De voorzieningenrechter stelt vast dat de uitlating die gedaagde heeft gedaan alleen heeft gestaan op zijn eigen Facebook pagina. In deze eenmalige uitlating op Facebook en ook in door hem aan eiseres gerichte Whatsapp-berichten beklaagt gedaagde zich erover dat eiseres hem het recht op meer omgang met zijn zoon [minderjarige] ontzegt. Die klacht is feitelijk niet onjuist. Dat de omgang tussen gedaagde en [minderjarige] beperkt is vindt steun in de feiten. Uit de stukken blijkt immers dat gedaagde in ieder geval vanaf 2017 tevergeefs bezig is geweest om een gelijke verdeling van zorgtaken over [minderjarige] te verkrijgen. Ook een hulpverleningstraject bij Youké heeft niets opgeleverd. Eiseres en gedaagde verschillen van mening over wie debet is aan de situatie.
4.7.
Het facebookbericht dat gedaagde heeft geplaatst raakt aan de privacy van eiseres, maar ook aan de privacy en het recht op gezinsleven van gedaagde zelf en dat van zijn zoon. De voorzieningenrechter is van oordeel dat gedaagde zijn visie op de situatie niet mag worden ontzegd. Ook niet het delen van die visie op zijn eigen Facebookpagina of via de WhatsApp. Daarbij vindt de voorzieningenrechter het van belang dat de uitlatingen feitelijk van aard zijn en geen grof of beledigend taalgebruik bevatten. Inmiddels is het bericht van Facebook verwijderd op last van de advocaat van eiseres. Hoewel gedaagde zich moet afvragen of het doen van uitlatingen op Facebook de juiste weg is om tot een oplossing te komen in deze voor zowel eiseres en gedaagde lastige en pijnlijke familierechtelijke kwestie acht de voorzieningenrechter de uitlatingen van gedaagde niet onrechtmatig. Onder deze omstandigheden is er dus onvoldoende aanleiding voor toewijzing van het gevorderde onder I en II.
4.8.
Om dezelfde reden ziet de voorzieningenrechter geen aanleiding voor het plaatsten van de door eiseres gevorderde rectificatie.

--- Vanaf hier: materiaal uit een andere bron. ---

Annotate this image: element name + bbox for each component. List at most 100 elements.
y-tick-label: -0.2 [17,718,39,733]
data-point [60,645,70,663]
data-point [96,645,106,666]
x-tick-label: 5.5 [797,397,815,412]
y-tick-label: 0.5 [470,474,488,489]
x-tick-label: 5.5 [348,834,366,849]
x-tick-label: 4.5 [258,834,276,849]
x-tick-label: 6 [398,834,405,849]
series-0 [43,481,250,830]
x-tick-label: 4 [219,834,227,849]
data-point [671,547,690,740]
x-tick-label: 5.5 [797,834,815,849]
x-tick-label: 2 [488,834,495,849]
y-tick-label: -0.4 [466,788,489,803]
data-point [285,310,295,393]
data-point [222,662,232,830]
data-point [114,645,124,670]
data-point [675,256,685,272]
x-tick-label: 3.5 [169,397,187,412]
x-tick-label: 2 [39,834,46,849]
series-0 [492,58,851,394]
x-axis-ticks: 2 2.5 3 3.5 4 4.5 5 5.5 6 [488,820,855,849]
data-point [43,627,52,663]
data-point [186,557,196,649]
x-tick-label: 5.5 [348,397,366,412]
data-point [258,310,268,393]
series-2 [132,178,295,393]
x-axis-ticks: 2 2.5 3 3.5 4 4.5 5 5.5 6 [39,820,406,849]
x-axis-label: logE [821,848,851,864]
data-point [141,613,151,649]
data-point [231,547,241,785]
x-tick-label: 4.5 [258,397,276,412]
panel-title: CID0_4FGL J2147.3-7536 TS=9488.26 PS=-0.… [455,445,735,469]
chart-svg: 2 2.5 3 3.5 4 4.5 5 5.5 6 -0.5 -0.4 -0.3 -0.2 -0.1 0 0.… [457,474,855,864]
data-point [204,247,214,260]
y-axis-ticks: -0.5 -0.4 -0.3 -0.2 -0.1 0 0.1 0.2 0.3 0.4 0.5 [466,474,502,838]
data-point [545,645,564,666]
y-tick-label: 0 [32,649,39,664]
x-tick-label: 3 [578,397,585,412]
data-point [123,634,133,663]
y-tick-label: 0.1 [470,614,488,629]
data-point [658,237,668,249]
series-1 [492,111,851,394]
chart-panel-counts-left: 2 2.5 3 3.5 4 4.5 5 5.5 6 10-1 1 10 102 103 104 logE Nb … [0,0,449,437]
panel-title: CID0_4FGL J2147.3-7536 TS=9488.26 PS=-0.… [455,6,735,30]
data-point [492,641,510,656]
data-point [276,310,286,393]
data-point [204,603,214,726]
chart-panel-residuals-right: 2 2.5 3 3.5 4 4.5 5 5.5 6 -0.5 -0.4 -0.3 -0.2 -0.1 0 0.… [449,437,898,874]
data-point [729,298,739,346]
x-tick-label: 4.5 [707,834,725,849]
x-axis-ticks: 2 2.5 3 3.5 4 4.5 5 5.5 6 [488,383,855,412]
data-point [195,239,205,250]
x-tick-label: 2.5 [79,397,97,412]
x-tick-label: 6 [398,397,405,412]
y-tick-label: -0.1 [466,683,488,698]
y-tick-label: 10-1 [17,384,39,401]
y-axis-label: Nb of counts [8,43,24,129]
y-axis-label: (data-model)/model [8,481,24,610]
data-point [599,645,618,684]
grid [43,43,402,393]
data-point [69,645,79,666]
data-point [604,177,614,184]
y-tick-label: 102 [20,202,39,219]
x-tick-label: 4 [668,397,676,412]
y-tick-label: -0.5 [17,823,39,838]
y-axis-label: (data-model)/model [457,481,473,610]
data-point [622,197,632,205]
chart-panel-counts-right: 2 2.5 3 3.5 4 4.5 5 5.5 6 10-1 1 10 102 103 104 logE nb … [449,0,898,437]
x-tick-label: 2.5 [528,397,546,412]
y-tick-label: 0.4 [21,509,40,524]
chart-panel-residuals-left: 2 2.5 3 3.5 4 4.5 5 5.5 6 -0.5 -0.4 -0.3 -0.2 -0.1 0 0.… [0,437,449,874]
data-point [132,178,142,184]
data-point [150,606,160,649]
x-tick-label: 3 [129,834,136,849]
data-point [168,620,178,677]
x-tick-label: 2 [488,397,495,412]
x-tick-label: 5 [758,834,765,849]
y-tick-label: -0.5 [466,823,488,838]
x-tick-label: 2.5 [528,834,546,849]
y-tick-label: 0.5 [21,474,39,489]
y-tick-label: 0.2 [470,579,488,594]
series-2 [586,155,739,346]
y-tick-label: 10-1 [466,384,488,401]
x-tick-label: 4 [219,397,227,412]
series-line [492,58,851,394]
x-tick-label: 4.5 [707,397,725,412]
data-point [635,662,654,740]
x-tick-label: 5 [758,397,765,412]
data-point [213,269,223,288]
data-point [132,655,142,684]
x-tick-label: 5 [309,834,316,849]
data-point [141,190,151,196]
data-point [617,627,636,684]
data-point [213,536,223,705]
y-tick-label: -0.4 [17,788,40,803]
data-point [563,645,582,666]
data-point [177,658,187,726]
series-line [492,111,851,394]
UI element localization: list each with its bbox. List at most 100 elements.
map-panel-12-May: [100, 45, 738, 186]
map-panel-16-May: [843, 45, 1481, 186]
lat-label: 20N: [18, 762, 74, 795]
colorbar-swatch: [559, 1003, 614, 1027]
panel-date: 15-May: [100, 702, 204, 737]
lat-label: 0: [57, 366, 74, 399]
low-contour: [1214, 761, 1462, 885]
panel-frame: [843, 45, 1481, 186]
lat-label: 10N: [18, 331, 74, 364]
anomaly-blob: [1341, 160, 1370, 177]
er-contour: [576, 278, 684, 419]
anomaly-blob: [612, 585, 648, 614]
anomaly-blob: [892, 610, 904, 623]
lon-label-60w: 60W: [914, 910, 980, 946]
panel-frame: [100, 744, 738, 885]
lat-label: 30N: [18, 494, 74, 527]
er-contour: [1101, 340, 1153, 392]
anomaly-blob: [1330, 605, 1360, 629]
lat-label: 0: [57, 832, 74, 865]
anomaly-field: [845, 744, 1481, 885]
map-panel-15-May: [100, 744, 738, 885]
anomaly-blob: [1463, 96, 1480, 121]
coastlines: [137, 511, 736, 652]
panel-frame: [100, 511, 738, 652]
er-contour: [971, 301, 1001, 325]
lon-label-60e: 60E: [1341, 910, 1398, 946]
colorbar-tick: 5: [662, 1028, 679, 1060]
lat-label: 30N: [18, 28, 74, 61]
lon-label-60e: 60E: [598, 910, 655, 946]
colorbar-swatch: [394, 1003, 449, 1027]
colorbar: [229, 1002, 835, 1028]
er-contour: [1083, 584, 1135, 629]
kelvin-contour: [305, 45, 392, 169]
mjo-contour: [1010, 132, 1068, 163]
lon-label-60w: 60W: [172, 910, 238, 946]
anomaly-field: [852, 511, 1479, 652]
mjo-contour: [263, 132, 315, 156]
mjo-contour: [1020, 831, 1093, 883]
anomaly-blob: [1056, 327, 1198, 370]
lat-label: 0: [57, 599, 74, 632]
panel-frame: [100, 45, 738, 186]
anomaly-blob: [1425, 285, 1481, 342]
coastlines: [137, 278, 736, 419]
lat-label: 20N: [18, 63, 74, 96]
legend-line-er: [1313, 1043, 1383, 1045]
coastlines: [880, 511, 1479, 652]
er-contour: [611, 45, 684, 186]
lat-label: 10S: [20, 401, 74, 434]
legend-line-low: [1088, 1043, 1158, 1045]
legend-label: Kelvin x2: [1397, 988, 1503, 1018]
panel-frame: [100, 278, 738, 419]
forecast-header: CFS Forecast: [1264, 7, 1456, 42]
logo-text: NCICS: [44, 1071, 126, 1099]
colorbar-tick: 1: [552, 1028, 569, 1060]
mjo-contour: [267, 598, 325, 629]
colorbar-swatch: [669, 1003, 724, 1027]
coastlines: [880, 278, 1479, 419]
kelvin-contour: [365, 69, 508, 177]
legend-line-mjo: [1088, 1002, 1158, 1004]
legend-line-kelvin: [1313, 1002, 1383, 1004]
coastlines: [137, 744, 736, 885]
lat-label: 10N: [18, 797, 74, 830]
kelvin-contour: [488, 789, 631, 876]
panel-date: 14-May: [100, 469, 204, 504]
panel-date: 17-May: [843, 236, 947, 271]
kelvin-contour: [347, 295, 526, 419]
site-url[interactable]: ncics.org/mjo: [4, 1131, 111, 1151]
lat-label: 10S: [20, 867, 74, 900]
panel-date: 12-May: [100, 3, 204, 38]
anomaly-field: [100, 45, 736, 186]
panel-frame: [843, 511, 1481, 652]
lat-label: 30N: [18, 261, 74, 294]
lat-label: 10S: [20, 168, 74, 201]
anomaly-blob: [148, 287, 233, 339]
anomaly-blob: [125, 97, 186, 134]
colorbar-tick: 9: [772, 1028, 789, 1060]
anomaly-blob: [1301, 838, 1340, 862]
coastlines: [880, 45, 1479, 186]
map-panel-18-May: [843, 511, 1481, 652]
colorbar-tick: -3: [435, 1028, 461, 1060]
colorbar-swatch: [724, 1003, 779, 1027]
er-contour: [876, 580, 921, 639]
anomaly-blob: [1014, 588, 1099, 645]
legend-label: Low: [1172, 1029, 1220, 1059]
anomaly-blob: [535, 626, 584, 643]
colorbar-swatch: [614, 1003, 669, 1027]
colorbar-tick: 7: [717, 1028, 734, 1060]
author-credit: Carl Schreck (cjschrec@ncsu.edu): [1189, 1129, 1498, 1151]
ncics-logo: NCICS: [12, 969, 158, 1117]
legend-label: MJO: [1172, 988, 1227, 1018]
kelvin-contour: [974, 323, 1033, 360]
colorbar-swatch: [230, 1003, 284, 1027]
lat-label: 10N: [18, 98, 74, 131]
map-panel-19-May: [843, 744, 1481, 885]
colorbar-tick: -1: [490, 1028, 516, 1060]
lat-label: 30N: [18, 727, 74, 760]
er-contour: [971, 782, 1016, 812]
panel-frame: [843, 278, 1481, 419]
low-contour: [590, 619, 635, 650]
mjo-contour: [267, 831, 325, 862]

Daarbij zou deze rectificatie de gedaagde dwingen tot het doen van de uitlating dat het ontbreken van meer contact met zijn zoon komt door zijn eigen opstelling. Op grond van de stukken acht de voorzieningenrechter niet aannemelijk dat gedaagde dat ook daadwerkelijk vindt, integendeel. De voorzieningenrechter komt ook niet tot dit oordeel. Het lijkt er veeleer op dat het ontbreken van meer contact met name zijn oorzaak vindt in de slechte communicatie tussen partijen en het feit dat eiseres met het eenhoofdig gezag de omvang van het contact kan bepalen.
4.9.
Nu de vorderingen onder I, II en III worden afgewezen, komt ook de gevorderde dwangsom niet voor toewijzing in aanmerking en ontbreekt de grondslag voor een kostenveroordeling.

5.De beslissing

De voorzieningenrechter
5.1.
verleent verstek tegen de niet verschenen gedaagde,
5.2.
wijst de vorderingen af.
Dit vonnis is gewezen door mr. M.A.A.T. Engbers en in het openbaar uitgesproken in aanwezigheid van mr. D. Dijs, de griffier, op 10 maart 2020.